I'm friends with some lawyers and I generally hear the same thing - going to law school and passing the bar is tough, but all it does is certify that you've achieved a base level of competence; they come out of the process thinking that they're ready to take on the world and are pretty immediately humbled when they realize just how unfit they are to do any lawyering. It takes 18-24 months for a freshly bar'd lawyer to be able to do much of anything beyond researching case law, being mentored by more experienced lawyers most of the time. Doesn't this sound familiar?

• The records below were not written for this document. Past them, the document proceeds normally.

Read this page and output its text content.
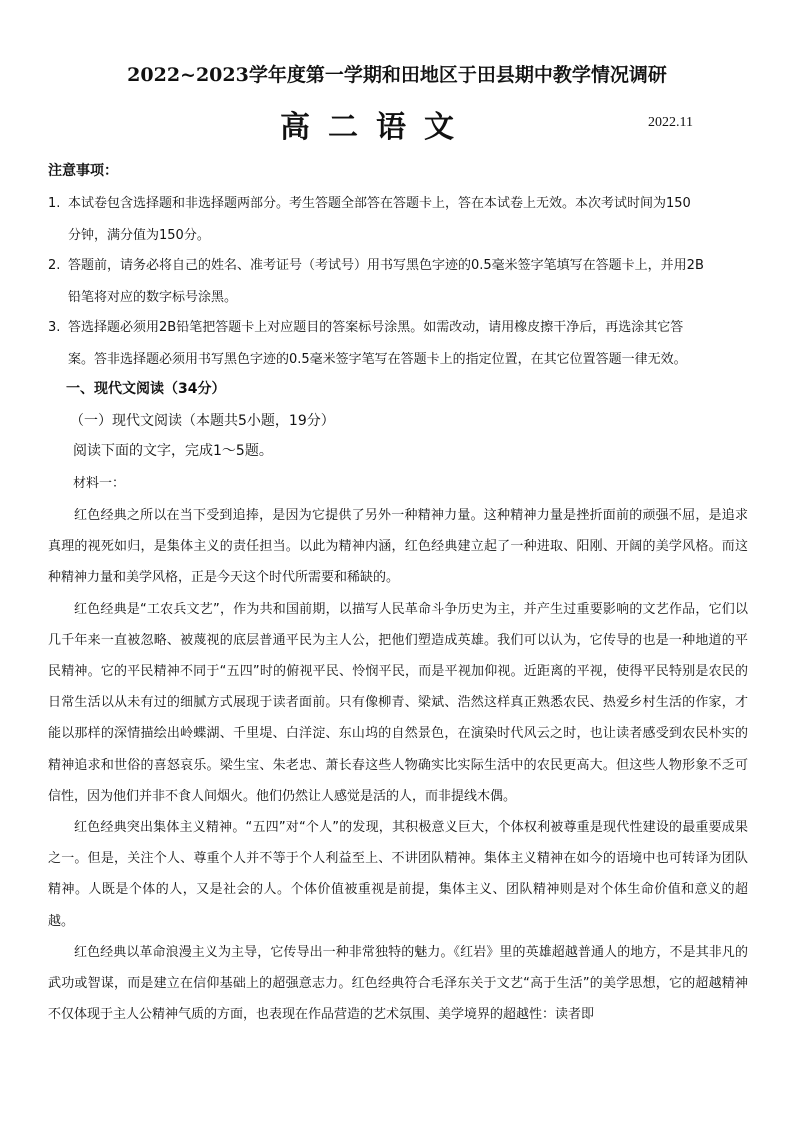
2022~2023学年度第一学期和田地区于田县期中教学情况调研
高二语文	2022.11
注意事项：
1. 本试卷包含选择题和非选择题两部分。考生答题全部答在答题卡上，答在本试卷上无效。本次考试时间为150
分钟，满分值为150分。
2. 答题前，请务必将自己的姓名、准考证号（考试号）用书写黑色字迹的0.5毫米签字笔填写在答题卡上，并用2B
铅笔将对应的数字标号涂黑。
3. 答选择题必须用2B铅笔把答题卡上对应题目的答案标号涂黑。如需改动，请用橡皮擦干净后，再选涂其它答
案。答非选择题必须用书写黑色字迹的0.5毫米签字笔写在答题卡上的指定位置，在其它位置答题一律无效。
一、现代文阅读（34分）
（一）现代文阅读（本题共5小题，19分）
阅读下面的文字，完成1～5题。
材料一：

红色经典之所以在当下受到追捧，是因为它提供了另外一种精神力量。这种精神力量是挫折面前的顽强不屈，是追求真理的视死如归，是集体主义的责任担当。以此为精神内涵，红色经典建立起了一种进取、阳刚、开阔的美学风格。而这种精神力量和美学风格，正是今天这个时代所需要和稀缺的。

红色经典是“工农兵文艺”，作为共和国前期，以描写人民革命斗争历史为主，并产生过重要影响的文艺作品，它们以几千年来一直被忽略、被蔑视的底层普通平民为主人公，把他们塑造成英雄。我们可以认为，它传导的也是一种地道的平民精神。它的平民精神不同于“五四”时的俯视平民、怜悯平民，而是平视加仰视。近距离的平视，使得平民特别是农民的日常生活以从未有过的细腻方式展现于读者面前。只有像柳青、梁斌、浩然这样真正熟悉农民、热爱乡村生活的作家，才能以那样的深情描绘出岭蝶湖、千里堤、白洋淀、东山坞的自然景色，在演染时代风云之时，也让读者感受到农民朴实的精神追求和世俗的喜怒哀乐。梁生宝、朱老忠、萧长春这些人物确实比实际生活中的农民更高大。但这些人物形象不乏可信性，因为他们并非不食人间烟火。他们仍然让人感觉是活的人，而非提线木偶。

红色经典突出集体主义精神。“五四”对“个人”的发现，其积极意义巨大，个体权利被尊重是现代性建设的最重要成果之一。但是，关注个人、尊重个人并不等于个人利益至上、不讲团队精神。集体主义精神在如今的语境中也可转译为团队精神。人既是个体的人，又是社会的人。个体价值被重视是前提，集体主义、团队精神则是对个体生命价值和意义的超越。

红色经典以革命浪漫主义为主导，它传导出一种非常独特的魅力。《红岩》里的英雄超越普通人的地方，不是其非凡的武功或智谋，而是建立在信仰基础上的超强意志力。红色经典符合毛泽东关于文艺“高于生活”的美学思想，它的超越精神不仅体现于主人公精神气质的方面，也表现在作品营造的艺术氛围、美学境界的超越性：读者即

I can't help but see the similarity with getting my degree in information systems - I graduated with good grades (cum laude, what!) and was sure that there wasn't anything I couldn't do. I look back on my first few jobs/years of professional work and shudder at how awful of a developer I was. I look back on code I wrote a year ago and shudder at that too. At this point I don't think that any amount of education could fulfill all values of "rigorous and practical", let alone most of them. This isn't to give JavaSchools a free pass or whatever, because I've interviewed people from them and their abject lack of passion for the craft is a ferocious turn-off for me.

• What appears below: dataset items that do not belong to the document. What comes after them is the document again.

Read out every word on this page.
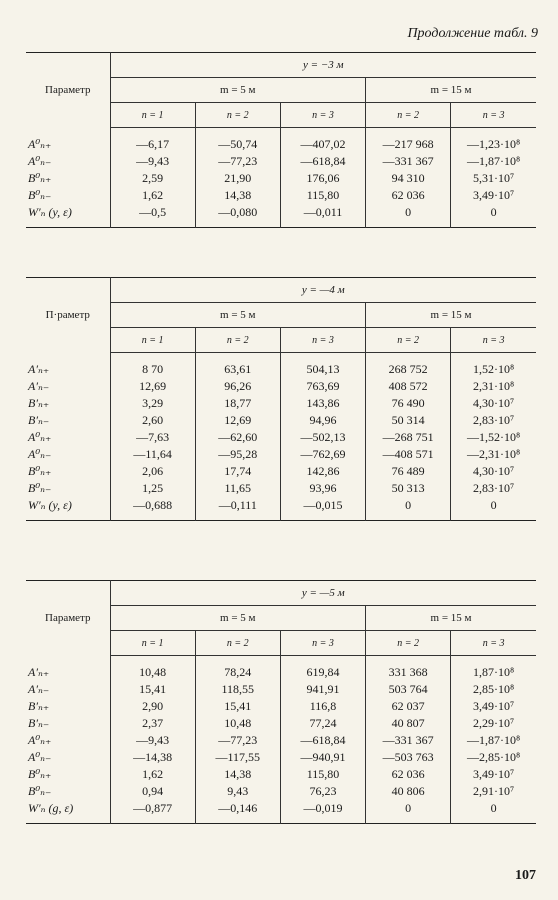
Продолжение табл. 9
Параметр	y = −3 м				
	m = 5 м			m = 15 м	
	n = 1	n = 2	n = 3	n = 2	n = 3
A⁰ₙ₊	—6,17	—50,74	—407,02	—217 968	—1,23·10⁸
A⁰ₙ₋	—9,43	—77,23	—618,84	—331 367	—1,87·10⁸
B⁰ₙ₊	2,59	21,90	176,06	94 310	5,31·10⁷
B⁰ₙ₋	1,62	14,38	115,80	62 036	3,49·10⁷
W′ₙ (y, ε)	—0,5	—0,080	—0,011	0	0

П·раметр	y = —4 м				
	m = 5 м			m = 15 м	
	n = 1	n = 2	n = 3	n = 2	n = 3
A′ₙ₊	8 70	63,61	504,13	268 752	1,52·10⁸
A′ₙ₋	12,69	96,26	763,69	408 572	2,31·10⁸
B′ₙ₊	3,29	18,77	143,86	76 490	4,30·10⁷
B′ₙ₋	2,60	12,69	94,96	50 314	2,83·10⁷
A⁰ₙ₊	—7,63	—62,60	—502,13	—268 751	—1,52·10⁸
A⁰ₙ₋	—11,64	—95,28	—762,69	—408 571	—2,31·10⁸
B⁰ₙ₊	2,06	17,74	142,86	76 489	4,30·10⁷
B⁰ₙ₋	1,25	11,65	93,96	50 313	2,83·10⁷
W′ₙ (y, ε)	—0,688	—0,111	—0,015	0	0

Параметр	y = —5 м				
	m = 5 м			m = 15 м	
	n = 1	n = 2	n = 3	n = 2	n = 3
A′ₙ₊	10,48	78,24	619,84	331 368	1,87·10⁸
A′ₙ₋	15,41	118,55	941,91	503 764	2,85·10⁸
B′ₙ₊	2,90	15,41	116,8	62 037	3,49·10⁷
B′ₙ₋	2,37	10,48	77,24	40 807	2,29·10⁷
A⁰ₙ₊	—9,43	—77,23	—618,84	—331 367	—1,87·10⁸
A⁰ₙ₋	—14,38	—117,55	—940,91	—503 763	—2,85·10⁸
B⁰ₙ₊	1,62	14,38	115,80	62 036	3,49·10⁷
B⁰ₙ₋	0,94	9,43	76,23	40 806	2,91·10⁷
W′ₙ (g, ε)	—0,877	—0,146	—0,019	0	0

107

In that regard, I'm with Joel. I don't expect that people are going to step out of school ready to do it all (not gonna happen) but I do hope that they'll have been exposed to more than one way of doing things. In my time, I brushed up (and a few hours a week for a couple of months is about all that I got in most cases) against x86 assembly, C, C++, COBOL and, yes, Java in my four years of college. I'd like to think that I took a little something away from each of these languages about how you can make software work and the lack of LISP or some other functional language is the reason I'm learning Haskell and going through The Structure and Interpretation of Computer Programs these days.

Lawyers go through as much college as I did and then 3 more years on top of that and then a certification on top of THAT and at that point, they're still so green that they require a year or two of more or less intensive mentoring to become productive. Word on the street has it that doctors do all that, except that they're putting in hundred hour weeks while they're mentoring to boot.

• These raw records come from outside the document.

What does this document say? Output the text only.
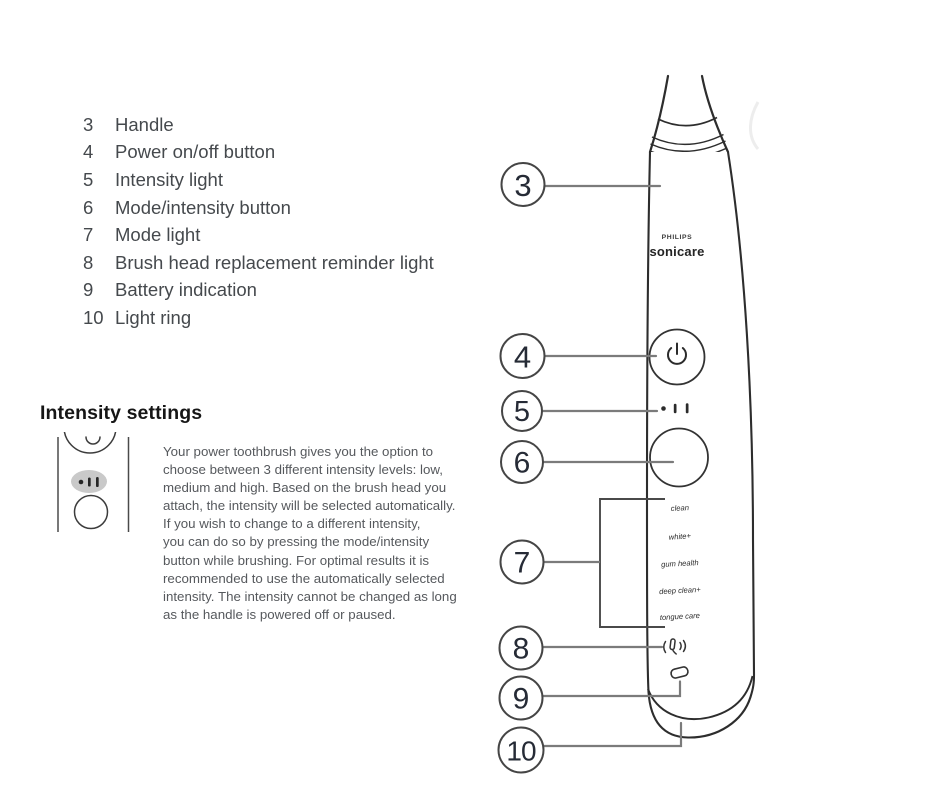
3	Handle
4	Power on/off button
5	Intensity light
6	Mode/intensity button
7	Mode light
8	Brush head replacement reminder light
9	Battery indication
10 Light ring
Intensity settings
Your power toothbrush gives you the option to
choose between 3 different intensity levels: low,
medium and high. Based on the brush head you
attach, the intensity will be selected automatically.
If you wish to change to a different intensity,
you can do so by pressing the mode/intensity
button while brushing. For optimal results it is
recommended to use the automatically selected
intensity. The intensity cannot be changed as long
as the handle is powered off or paused.
PHILIPS
sonicare
clean
white+
gum health
deep clean+
tongue care
3
4
5
6
7
8
9
10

I understand Joel and Raganwald - I wish that there was some way to certify that the developers have a shared set of values, a shared passion and a capability to rise to the task that's put in front of them, but looking for this to come from schooling or certification is, or so it would seem to me, praying for a magic bullet.

And even those JavaSchools that churn out mediocre developers serve their purpose - we can't all be superstars. A great certification or four years of a great school won't turn mediocrity into a hacker god, and not every piddly project needs a superstar developer. Certifications and education are both fine signifiers, but it'll take something more rigorous than either to signify what we're all after.